On-device pipeline
- Robust voice activity detection: RNNoise-based VAD continuously tracks speech and suppresses background noise.
- Segmentation tuned for conversation: Phrase boundaries with padding and merging preserve context between utterances.
- Audio conditioning: We normalise to −14 LUFS with K-weighting, then apply a 50 Hz second-order Butterworth high-pass filter.
- Band-limited resampling: 48 kHz audio is converted to 16 kHz to match Whisper-derived model expectations.
- Context-preserving batching: Dictation streams in ~30 second blocks so longer thoughts stay coherent.
- Core ML + Metal acceleration: Optimised operators keep inference responsive while remaining energy-efficient.
Why it feels faster
- No uploads: Audio never leaves your Mac, eliminating network latency and compression artefacts.
- Quick finalisation: When you release the hotkey, the current batch finalises within 2–3 seconds on an M-series Mac.
- Energy-aware scheduling: On-device inference avoids long-running cloud calls, keeping laptops cooler and quieter.
Why it stays accurate
- Signal-first improvements: We reinforce audio quality before recognition instead of post-processing transcripts with heavy prompt engineering.

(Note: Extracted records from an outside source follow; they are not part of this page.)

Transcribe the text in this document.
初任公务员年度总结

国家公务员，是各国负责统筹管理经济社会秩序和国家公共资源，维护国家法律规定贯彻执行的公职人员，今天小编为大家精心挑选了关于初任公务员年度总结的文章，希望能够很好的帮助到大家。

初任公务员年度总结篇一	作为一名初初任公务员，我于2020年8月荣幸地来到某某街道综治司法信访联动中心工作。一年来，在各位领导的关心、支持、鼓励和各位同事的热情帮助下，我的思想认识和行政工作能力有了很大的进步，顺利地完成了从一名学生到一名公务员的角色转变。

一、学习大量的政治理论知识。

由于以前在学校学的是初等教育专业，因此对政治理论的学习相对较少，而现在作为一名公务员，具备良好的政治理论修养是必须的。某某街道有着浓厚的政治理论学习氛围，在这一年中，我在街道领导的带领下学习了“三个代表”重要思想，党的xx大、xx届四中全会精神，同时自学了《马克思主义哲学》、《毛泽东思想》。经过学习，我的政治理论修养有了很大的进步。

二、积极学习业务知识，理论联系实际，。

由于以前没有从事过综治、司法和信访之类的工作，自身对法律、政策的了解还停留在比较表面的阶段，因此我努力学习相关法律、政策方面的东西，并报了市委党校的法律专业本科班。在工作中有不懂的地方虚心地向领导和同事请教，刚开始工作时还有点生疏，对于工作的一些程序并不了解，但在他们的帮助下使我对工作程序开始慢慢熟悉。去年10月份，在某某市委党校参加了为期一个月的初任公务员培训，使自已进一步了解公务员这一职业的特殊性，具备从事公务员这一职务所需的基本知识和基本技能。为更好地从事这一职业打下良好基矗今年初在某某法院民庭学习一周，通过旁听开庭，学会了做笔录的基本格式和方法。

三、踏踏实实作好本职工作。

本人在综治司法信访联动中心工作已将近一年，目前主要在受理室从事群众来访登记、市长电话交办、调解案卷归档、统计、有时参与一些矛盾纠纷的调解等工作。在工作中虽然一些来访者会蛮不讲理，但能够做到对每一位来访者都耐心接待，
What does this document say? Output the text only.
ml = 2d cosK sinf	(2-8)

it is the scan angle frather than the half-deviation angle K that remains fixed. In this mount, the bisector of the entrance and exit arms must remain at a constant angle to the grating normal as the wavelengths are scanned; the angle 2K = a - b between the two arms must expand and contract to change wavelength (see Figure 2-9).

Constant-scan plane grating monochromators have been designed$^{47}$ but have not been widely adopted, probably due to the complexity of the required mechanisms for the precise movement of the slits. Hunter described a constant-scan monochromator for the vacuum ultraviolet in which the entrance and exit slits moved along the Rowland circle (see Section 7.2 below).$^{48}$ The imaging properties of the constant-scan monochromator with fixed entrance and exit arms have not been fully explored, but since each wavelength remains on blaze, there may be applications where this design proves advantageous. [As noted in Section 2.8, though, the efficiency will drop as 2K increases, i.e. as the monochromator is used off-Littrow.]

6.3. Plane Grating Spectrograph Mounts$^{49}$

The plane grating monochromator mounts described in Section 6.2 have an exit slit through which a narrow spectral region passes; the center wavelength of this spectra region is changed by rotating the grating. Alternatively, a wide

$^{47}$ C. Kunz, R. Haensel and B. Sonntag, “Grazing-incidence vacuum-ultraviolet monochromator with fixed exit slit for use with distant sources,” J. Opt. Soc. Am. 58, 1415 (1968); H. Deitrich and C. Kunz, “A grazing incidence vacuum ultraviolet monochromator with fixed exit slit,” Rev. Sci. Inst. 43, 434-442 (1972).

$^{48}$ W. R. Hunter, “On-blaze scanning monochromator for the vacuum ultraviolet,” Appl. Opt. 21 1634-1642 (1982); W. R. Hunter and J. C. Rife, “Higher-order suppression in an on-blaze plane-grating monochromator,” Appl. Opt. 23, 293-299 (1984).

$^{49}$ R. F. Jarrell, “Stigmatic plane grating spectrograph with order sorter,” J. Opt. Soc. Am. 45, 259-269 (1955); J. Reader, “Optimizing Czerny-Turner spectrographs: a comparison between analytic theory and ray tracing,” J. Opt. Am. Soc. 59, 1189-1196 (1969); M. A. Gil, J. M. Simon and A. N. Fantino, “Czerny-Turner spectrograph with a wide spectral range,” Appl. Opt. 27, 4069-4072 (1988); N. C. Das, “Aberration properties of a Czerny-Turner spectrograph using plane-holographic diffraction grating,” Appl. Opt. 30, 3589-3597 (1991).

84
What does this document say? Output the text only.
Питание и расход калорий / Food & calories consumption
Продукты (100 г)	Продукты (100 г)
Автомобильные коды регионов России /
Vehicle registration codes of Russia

- Noise resilience: RNNoise lowers ambient distractions without over-smoothing consonants and sibilants.
- Domain vocabulary: Custom word lists feed directly into the recogniser, keeping technical jargon intact.
Privacy and reviews
- Mac App Store distribution: Voice Type ships with Apple notarisation and sandboxing enabled.
- Authentic transparency: App Store reviews are shown without filtering, including critical feedback.
- Minimal network calls: We only ping Apple for receipt checks and, if you enable it, your optional rewrite provider.
Optional instant rewrite
Enable bring-your-own-key rewriting to hand transcripts to a rapid LLM for formatting, summary, or drafting. Because dictation stays local, you maintain full control over routing and retention.